Lingga tak ingin merusak suasana, yang ia lakukan saat ini hanya merangkul gadis di sampingnya sambil sesekali mengusap atau meremas bahu Renjana, berharap hal itu dapat menyalurkan kekuatan.

"Renjana sama Tante Linda sehat, dia suka sensian sama Lingga." Ungkap Renjana dengan kekehan yang tak mampu menghalau bulir bening itu.

Tak kuasa, gadis itu menutup wajahnya dengan kedua telapak tangannya, kemudian terisak dengan suara tertahan.

"Renjana kangen, Ma, Pa ... " Lirihnya tersendat-sendat.

"Mereka juga kangen sama kamu." Ucap Lingga yang telah membawa kepala gadis itu pada dadanya.

"Kalo mereka kangen, kenapa ga dateng ke mimpi aku?"

"Aku nungguin, sebentar aja gapapa, kok,"

"Mau di peluk Mama lagi, mau sama Papa lagi," lanjut gadis yang air matanya kian merembes, membuat pulau kecil pada baju Lingga di bagian dada.

"Kamu mungkin ga bisa ngerasain secara nyata lagi kasih sayang mereka, aku juga ga bisa seratus persen jadi mereka. Tapi, aku bisa jadi apa yang kamu mau. Aku bisa kasih rasa sayang aku ke kamu secara nyata, sebanyak apa yang kamu butuhin." Tutur Lingga dengan lembut, sambil sesekali menepuk pelan lengan Renjana yang masih bersandar.

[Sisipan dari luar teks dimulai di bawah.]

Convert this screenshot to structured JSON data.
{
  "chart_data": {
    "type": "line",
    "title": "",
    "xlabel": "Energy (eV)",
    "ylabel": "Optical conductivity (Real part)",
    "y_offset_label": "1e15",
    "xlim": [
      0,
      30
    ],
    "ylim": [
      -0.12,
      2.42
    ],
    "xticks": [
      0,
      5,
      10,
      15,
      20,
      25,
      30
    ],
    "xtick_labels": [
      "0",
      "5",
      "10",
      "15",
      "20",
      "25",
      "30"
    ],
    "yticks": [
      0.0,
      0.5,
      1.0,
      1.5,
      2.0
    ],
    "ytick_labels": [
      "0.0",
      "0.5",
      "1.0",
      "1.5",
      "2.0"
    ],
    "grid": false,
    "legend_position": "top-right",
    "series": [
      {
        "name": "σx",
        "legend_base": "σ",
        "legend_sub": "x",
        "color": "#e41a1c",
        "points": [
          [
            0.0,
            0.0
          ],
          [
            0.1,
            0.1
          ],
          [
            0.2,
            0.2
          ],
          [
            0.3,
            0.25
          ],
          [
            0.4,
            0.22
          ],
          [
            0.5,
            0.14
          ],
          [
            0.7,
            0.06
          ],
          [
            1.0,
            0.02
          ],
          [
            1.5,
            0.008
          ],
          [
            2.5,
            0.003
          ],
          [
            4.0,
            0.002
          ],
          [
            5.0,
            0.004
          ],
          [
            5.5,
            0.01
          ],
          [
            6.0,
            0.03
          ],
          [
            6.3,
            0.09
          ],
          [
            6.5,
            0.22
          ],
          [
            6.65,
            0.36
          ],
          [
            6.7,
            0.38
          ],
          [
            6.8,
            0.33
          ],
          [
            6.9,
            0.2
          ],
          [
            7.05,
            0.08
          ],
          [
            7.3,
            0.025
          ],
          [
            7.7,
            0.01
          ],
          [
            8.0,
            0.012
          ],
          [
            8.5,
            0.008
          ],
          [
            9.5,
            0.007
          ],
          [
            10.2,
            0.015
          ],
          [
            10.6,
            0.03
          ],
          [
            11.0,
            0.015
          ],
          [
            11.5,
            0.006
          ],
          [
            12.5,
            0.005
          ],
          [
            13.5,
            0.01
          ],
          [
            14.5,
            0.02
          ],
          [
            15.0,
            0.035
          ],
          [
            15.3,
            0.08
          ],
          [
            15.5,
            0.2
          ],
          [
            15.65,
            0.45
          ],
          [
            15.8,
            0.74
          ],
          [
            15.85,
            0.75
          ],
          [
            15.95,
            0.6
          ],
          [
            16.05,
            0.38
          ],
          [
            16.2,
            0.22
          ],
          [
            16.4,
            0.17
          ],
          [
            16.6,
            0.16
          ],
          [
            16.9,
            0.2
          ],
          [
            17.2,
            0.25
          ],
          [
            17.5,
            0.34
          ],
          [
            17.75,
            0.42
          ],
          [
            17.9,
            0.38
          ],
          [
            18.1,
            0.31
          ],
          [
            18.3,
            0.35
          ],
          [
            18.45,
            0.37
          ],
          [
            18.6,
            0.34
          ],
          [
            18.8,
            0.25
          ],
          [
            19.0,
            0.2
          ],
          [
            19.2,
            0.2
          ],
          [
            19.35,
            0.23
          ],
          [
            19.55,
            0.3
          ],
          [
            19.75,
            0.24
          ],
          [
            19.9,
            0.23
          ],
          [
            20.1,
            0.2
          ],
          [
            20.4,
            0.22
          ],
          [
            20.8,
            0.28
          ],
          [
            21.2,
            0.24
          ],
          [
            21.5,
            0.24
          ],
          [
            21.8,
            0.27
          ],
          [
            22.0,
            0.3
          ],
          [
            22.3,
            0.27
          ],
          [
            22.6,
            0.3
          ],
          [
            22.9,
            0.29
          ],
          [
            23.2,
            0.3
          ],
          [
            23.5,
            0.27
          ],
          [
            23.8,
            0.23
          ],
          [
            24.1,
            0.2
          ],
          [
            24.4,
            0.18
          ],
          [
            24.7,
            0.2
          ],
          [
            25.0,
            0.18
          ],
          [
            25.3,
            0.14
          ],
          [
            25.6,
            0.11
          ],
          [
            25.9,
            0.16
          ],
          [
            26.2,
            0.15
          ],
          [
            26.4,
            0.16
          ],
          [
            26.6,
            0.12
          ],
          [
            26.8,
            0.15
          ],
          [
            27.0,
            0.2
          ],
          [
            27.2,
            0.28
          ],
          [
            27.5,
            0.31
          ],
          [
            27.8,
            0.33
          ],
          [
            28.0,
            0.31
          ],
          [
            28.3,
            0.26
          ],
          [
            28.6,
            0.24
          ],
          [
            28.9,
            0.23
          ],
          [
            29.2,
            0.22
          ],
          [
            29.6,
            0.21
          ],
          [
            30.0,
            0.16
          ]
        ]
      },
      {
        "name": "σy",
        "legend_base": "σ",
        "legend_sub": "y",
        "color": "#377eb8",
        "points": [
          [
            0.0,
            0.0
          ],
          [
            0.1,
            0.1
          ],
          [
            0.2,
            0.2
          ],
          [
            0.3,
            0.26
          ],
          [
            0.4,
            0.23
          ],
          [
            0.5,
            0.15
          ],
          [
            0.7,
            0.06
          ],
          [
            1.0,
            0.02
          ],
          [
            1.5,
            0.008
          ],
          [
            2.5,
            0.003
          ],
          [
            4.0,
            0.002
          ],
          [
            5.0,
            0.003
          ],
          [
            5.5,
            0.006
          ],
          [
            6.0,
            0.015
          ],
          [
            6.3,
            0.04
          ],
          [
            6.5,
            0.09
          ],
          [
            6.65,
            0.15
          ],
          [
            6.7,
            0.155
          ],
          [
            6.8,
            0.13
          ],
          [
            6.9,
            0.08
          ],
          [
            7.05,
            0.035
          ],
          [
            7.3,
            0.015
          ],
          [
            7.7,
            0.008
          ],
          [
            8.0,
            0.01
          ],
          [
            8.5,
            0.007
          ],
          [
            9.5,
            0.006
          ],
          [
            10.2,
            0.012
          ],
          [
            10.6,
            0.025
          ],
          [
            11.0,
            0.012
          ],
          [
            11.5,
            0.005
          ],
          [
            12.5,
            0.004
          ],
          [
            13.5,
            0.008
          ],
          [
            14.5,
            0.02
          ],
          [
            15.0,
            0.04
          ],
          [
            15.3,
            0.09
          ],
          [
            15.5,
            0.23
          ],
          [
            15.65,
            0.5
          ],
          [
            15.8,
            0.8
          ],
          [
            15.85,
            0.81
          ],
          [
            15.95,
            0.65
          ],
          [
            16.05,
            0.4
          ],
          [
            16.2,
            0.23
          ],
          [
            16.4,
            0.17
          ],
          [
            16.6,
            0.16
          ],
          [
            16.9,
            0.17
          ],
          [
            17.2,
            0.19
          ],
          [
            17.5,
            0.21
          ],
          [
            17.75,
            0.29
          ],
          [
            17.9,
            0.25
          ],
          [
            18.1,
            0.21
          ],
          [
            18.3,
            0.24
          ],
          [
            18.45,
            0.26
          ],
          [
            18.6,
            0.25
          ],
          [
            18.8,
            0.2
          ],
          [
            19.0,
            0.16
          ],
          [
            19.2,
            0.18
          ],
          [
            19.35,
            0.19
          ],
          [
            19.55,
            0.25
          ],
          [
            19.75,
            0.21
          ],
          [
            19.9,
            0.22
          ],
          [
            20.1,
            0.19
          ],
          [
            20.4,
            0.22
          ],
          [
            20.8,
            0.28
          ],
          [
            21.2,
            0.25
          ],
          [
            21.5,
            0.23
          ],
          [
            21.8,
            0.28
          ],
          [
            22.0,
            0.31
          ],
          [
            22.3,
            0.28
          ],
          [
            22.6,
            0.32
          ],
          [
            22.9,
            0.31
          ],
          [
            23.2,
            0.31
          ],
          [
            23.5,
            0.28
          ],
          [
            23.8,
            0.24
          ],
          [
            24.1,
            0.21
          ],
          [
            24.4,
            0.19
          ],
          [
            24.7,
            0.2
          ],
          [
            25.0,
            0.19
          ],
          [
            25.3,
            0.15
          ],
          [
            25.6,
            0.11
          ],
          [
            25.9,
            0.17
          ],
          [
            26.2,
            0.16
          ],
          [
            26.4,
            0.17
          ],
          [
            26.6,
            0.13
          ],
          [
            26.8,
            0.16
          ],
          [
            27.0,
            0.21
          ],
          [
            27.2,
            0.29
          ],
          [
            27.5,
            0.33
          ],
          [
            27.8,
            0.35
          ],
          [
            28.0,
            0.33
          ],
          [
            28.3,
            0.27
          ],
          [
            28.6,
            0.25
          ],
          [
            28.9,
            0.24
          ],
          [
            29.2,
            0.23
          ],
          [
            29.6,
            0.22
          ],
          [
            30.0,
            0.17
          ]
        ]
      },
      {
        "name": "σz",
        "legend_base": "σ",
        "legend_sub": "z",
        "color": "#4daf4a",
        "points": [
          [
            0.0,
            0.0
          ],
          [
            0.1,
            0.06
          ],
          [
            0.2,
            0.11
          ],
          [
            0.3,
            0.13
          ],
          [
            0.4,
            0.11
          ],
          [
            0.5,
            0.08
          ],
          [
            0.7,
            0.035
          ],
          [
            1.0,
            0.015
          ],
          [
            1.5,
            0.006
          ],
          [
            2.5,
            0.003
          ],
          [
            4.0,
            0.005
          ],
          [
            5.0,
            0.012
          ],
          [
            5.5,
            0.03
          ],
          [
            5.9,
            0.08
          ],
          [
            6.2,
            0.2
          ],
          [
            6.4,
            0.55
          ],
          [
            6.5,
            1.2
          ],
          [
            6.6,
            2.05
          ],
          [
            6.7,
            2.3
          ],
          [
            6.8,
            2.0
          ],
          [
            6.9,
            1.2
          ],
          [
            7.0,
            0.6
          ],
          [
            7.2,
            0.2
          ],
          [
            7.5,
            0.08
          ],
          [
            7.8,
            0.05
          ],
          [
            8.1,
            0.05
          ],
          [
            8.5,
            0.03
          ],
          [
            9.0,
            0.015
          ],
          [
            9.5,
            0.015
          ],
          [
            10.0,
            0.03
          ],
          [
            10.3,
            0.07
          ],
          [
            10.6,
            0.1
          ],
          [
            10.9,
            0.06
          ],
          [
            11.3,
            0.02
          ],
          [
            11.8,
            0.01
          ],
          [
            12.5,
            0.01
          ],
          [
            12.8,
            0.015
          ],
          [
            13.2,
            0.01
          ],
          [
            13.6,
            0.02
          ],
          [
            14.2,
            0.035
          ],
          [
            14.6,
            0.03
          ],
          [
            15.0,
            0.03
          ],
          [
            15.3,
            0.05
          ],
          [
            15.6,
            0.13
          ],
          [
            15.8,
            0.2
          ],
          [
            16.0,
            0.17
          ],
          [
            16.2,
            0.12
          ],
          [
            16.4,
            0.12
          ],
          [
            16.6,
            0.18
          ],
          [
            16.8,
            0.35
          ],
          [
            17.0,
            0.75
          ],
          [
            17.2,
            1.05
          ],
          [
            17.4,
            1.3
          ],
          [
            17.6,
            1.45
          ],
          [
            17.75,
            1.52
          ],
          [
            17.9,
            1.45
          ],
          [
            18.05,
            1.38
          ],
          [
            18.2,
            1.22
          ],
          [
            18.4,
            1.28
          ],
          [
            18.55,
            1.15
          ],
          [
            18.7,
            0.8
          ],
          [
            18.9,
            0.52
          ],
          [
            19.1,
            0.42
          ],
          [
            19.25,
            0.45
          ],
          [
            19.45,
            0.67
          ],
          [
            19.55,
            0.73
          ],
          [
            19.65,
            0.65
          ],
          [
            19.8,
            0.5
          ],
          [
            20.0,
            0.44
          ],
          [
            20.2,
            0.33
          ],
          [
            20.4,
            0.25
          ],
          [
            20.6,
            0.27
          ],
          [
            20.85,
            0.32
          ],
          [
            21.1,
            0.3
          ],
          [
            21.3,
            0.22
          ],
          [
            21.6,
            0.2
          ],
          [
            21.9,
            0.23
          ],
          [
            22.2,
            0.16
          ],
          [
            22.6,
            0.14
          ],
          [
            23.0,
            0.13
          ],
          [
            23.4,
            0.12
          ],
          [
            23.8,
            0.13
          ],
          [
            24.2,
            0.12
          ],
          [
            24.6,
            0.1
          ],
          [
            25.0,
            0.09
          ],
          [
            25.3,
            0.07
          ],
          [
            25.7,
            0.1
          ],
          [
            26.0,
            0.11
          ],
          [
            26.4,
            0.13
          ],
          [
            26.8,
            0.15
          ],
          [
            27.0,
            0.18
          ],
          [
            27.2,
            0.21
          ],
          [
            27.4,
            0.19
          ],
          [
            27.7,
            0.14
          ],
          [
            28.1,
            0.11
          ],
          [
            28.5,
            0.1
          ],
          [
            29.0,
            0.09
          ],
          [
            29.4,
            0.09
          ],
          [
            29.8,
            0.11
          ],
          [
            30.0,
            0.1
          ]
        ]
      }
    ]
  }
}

"jadi Tante Linda, bisa juga?" Tanya Renjana yang berhasil tenang.

Lingga menatap gadis yang menegakkan tubuhnya, memandang kosong pada hamparan hijau dan sekian nisan yang ada dengan hidung merahnya yang terlihat kian menggemaskan di saat seperti ini.

"Bisa. Tapi bagian yang selalu jagain kamunya aja, ya." Lingga memajukan badannya pada Renjana, kemudian berbisik, "Bagian sensinya jangan, nanti kamu takut sama aku," ucap Lingga yang berhasil menerbitkan sabit itu di antara pipi mulus Renjana.

Rasanya, saat ini ada yang lebih ingin ia jaga selain Ratna dan Dion yaitu, gadis yang akhir-akhir ini seperti pekerja rodi, tak kenal lelah maupun libur untuk selalu bekerja di otak Lingga.